Friday, 4 March 2011

The Purple Cow and... (Part II of II)

2. Interpreter of Maladies + Unaccustomed Ground by Jhumpa Lahiri

These are two different books. (So yes, I’m cheating haha.) But they are from the same author and both are swoon-worthy. These are the most lyrical, sigh-worthy, and easy to read collection of short stories I’ve read. Jhumpa’s first book, Interpreter of Maladies, won the Pulitzer Prize for short stories. But that shouldn’t discourage you from reading it. It is not weighed down by heavy language at all. And if by the time you’re done with Interpreter of Maladies, you’re still hungry for Ms. Lahiri’s lush words, then move on to her most recent work, Unnacustomed Earth. As much as I enjoyed Interpreter of Maladies, I love this second book more.

The beauty of Jhumpa’s characters are that they are ordinary. They are mostly people like us with seemingly normal lives and ticks, which is why one gets drawn to the tales so easily. Emphatise, that’s the word. Reading these stories, you can’t help but emphatise,

3. Prep by Curtis Sittenfeld

'I'd pretended it was about academics, but it never had been. . . . I imagined that if I left South Bend, I would meet a melancholy, athletic boy who liked to read as much as I did and on overcast Sundays we would take walks together wearing wool sweaters.'

I thought I’ve had it with coming-of-age novels. I come from the generation who loved Caulden Haulfield (Catcher in The Rye) . So it surprised me that I liked, no, loved Prep.
Prep is a breezy read. It is a perfect summer book. One you can bring on vacation. A title to read while basking in the sun (or in my case, keeping warm while the temperature drops to freezing outside).
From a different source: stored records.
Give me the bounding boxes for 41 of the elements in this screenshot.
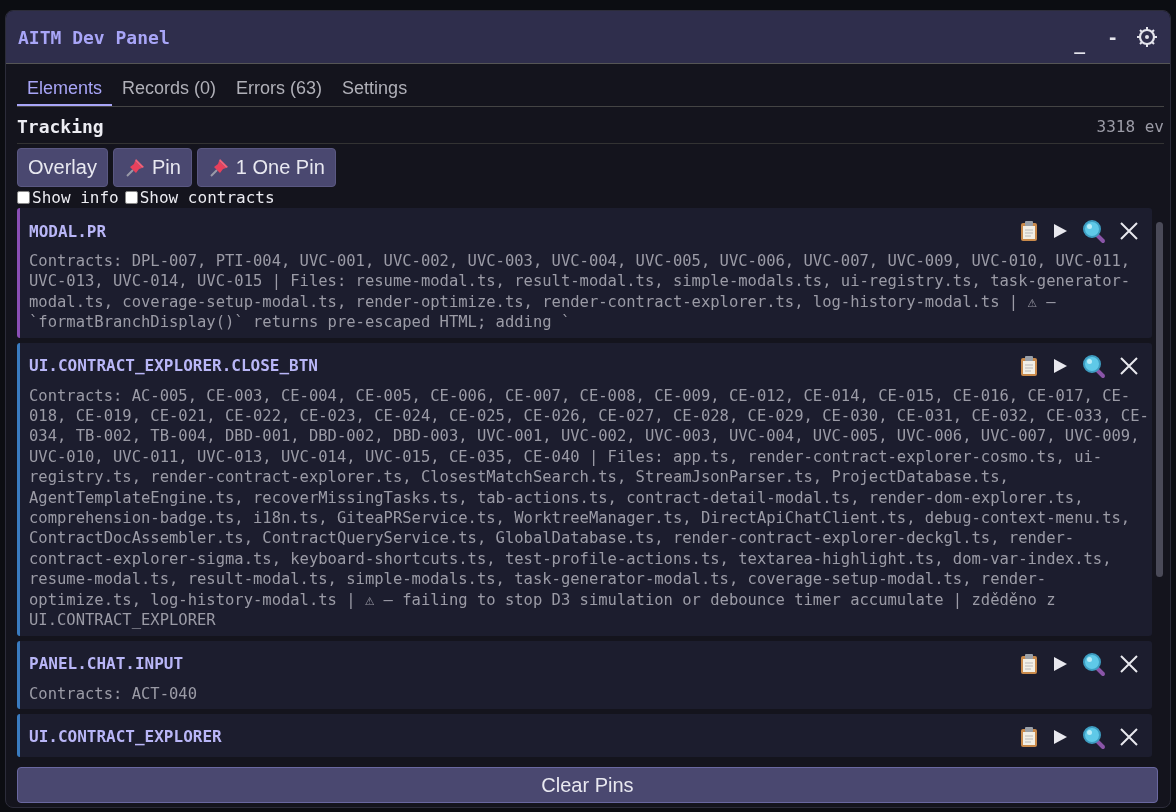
checkbox-label: Show info	[32, 187, 119, 207]
pin-button[interactable]: Pin	[112, 148, 192, 187]
clipboard-icon[interactable]	[1019, 220, 1039, 242]
checkbox[interactable]	[124, 190, 138, 204]
search-icon[interactable]	[1081, 218, 1107, 244]
overlay-button[interactable]: Overlay	[17, 148, 108, 187]
clear-pins-button[interactable]: Clear Pins	[17, 767, 1158, 803]
search-icon[interactable]	[1081, 723, 1107, 750]
minimize-button[interactable]: _	[1070, 32, 1090, 54]
clipboard-icon[interactable]	[1019, 354, 1039, 377]
element-details: Contracts: AC-005, CE-003, CE-004, CE-005, CE-006, CE-007, CE-008, CE-009, CE-012, CE-014, CE-015, CE-016, CE-017, CE-018, CE-019, CE-021, CE-022, CE-023, CE-024, CE-025, CE-026, CE-027, CE-028, CE-029, CE-030, CE-031, CE-032, CE-033, CE-034, TB-002, TB-004, DBD-001, DBD-002, DBD-003, UVC-001, UVC-002, UVC-003, UVC-004, UVC-005, UVC-006, UVC-007, UVC-009, UVC-010, UVC-011, UVC-013, UVC-014, UVC-015, CE-035, CE-040 | Files: app.ts, render-contract-explorer-cosmo.ts, ui-registry.ts, render-contract-explorer.ts, ClosestMatchSearch.ts, StreamJsonParser.ts, ProjectDatabase.ts, AgentTemplateEngine.ts, recoverMissingTasks.ts, tab-actions.ts, contract-detail-modal.ts, render-dom-explorer.ts, comprehension-badge.ts, i18n.ts, GiteaPRService.ts, WorktreeManager.ts, DirectApiChatClient.ts, debug-context-menu.ts, ContractDocAssembler.ts, ContractQueryService.ts, GlobalDatabase.ts, render-contract-explorer-deckgl.ts, render-contract-explorer-sigma.ts, keyboard-shortcuts.ts, test-profile-actions.ts, textarea-highlight.ts, dom-var-index.ts, resume-modal.ts, result-modal.ts, simple-modals.ts, task-generator-modal.ts, coverage-setup-modal.ts, render-optimize.ts, log-history-modal.ts | ⚠ — failing to stop D3 simulation or debounce timer accumulate | zděděno z UI.CONTRACT_EXPLORER	[29, 385, 1150, 631]
play-icon[interactable]	[1051, 727, 1069, 746]
element-details: Contracts: DPL-007, PTI-004, UVC-001, UVC-002, UVC-003, UVC-004, UVC-005, UVC-006, UVC-007, UVC-009, UVC-010, UVC-011, UVC-013, UVC-014, UVC-015 | Files: resume-modal.ts, result-modal.ts, simple-modals.ts, ui-registry.ts, task-generator-modal.ts, coverage-setup-modal.ts, render-optimize.ts, render-contract-explorer.ts, log-history-modal.ts | ⚠ — `formatBranchDisplay()` returns pre-escaped HTML; adding `	[29, 251, 1132, 333]
search-icon[interactable]	[1081, 352, 1107, 379]
element-name: UI.CONTRACT_EXPLORER.CLOSE_BTN	[29, 356, 318, 376]
event-count: 3318 ev	[1096, 116, 1164, 136]
tab[interactable]: Settings	[332, 74, 418, 106]
tab[interactable]: Records (0)	[112, 74, 227, 106]
close-icon[interactable]	[1119, 221, 1139, 241]
close-icon[interactable]	[1119, 653, 1139, 674]
tab[interactable]: Errors (63)	[226, 74, 333, 106]
panel-title: AITM Dev Panel	[18, 26, 170, 48]
pin-button[interactable]: 1 One Pin	[196, 148, 336, 187]
element-name: UI.CONTRACT_EXPLORER	[29, 727, 222, 747]
checkbox[interactable]	[17, 190, 30, 204]
clipboard-icon[interactable]	[1019, 725, 1039, 748]
play-icon[interactable]	[1051, 654, 1069, 673]
collapse-button[interactable]: -	[1103, 26, 1122, 48]
close-icon[interactable]	[1119, 355, 1139, 376]
close-icon[interactable]	[1119, 726, 1139, 747]
play-icon[interactable]	[1051, 356, 1069, 375]
checkbox-label: Show contracts	[139, 187, 275, 207]
element-name: PANEL.CHAT.INPUT	[29, 654, 184, 673]
tab[interactable]: Elements	[17, 74, 113, 106]
settings-icon[interactable]	[1136, 26, 1158, 48]
element-details: Contracts: ACT-040	[29, 683, 198, 704]
clipboard-icon[interactable]	[1019, 652, 1039, 675]
element-name: MODAL.PR	[29, 221, 107, 241]
tracking-label: Tracking	[17, 115, 104, 137]
play-icon[interactable]	[1051, 222, 1069, 240]
search-icon[interactable]	[1081, 650, 1107, 677]
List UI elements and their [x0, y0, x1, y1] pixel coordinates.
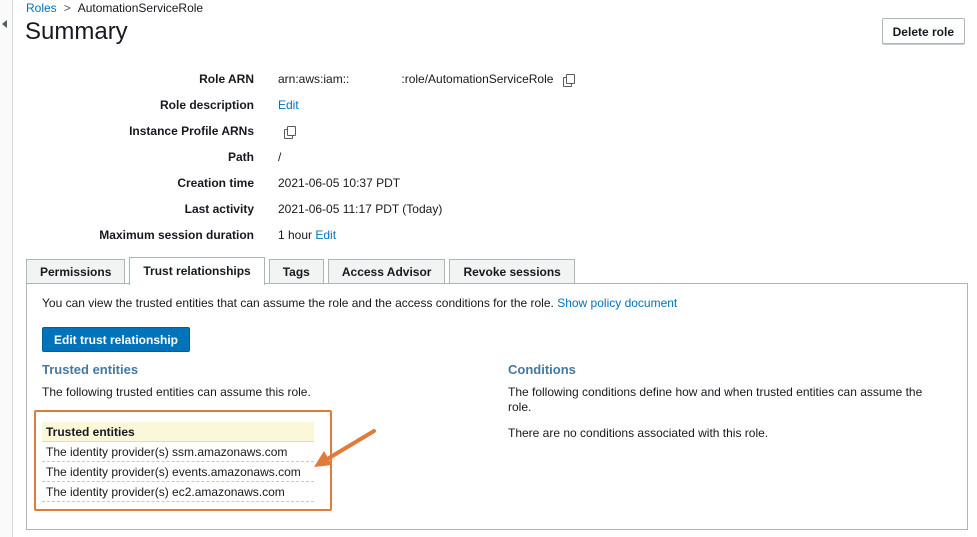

It is about life at Ault, a boarding school in Mass. told from the point of view of Lee, a bright, albeit confused scholarship student.
It traces four years of her life at Ault. From being a naïve and utterly uptight freshman, to her first brush with sex, to realizations about the rich, the pedigreed and making peace with her roots.

It is not so much the things that happen in the book that lifts this out of the usual heap of teen/chick lits, it’s how Lee’s voice seems so real, raw even, sometimes bordering on naïve. And as a reader, there are times I wanted to bop her in the head for her cowardness, but that’s the beauty of this small gem. It transports you wholly, to Ault.